Risk Free Interest Rates
AbstractWe estimate risk free rates unaffected by the convenience yield on safe assets by inferring them from risky options and futures prices. Our data provides time-varying estimates of the term structure of convenience yields from maturities of 1 month to 2.5 years at a minutely frequency. The convenience yield on government bonds equals about 40 basis points on average, is larger below 3 months maturity, and grows substantially during periods of financial distress.

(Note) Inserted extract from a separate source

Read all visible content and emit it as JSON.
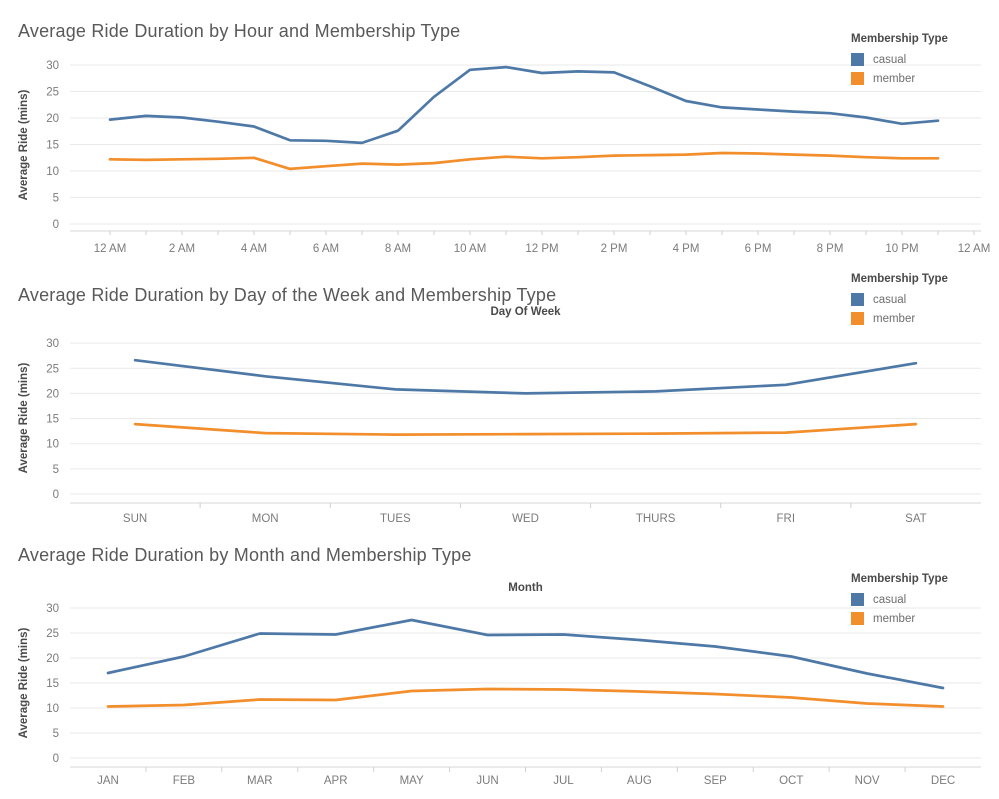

With our unique intraday estimates of the term structure of convenience yields, we estimate the high frequency response of convenience yields to monetary policy and quantitative easing. Convenience yields respond most strongly to central bank policy in the depths of the financial crisis, and both conventional and unconventional monetary stimulus reduce convenience yields. Additionally, a factor constructed from our measure of the term structure of convenience yields predicts excess bond returns even when controlling for commonly used factors in the literature. We study the dynamics of a large panel of other arbitrage spreads and find that our implied convenience yields predict other spreads and face the smallest idiosyncratic shocks, suggesting that they are highly informative measures of frictions in financial markets. Finally, we study the dynamics of a large panel of other arbitrage spreads across a variety of different markets and find that our implied convenience yields predict other spreads and face the smallest idiosyncratic shocks, suggesting that they are highly informative measures of frictions in financial markets.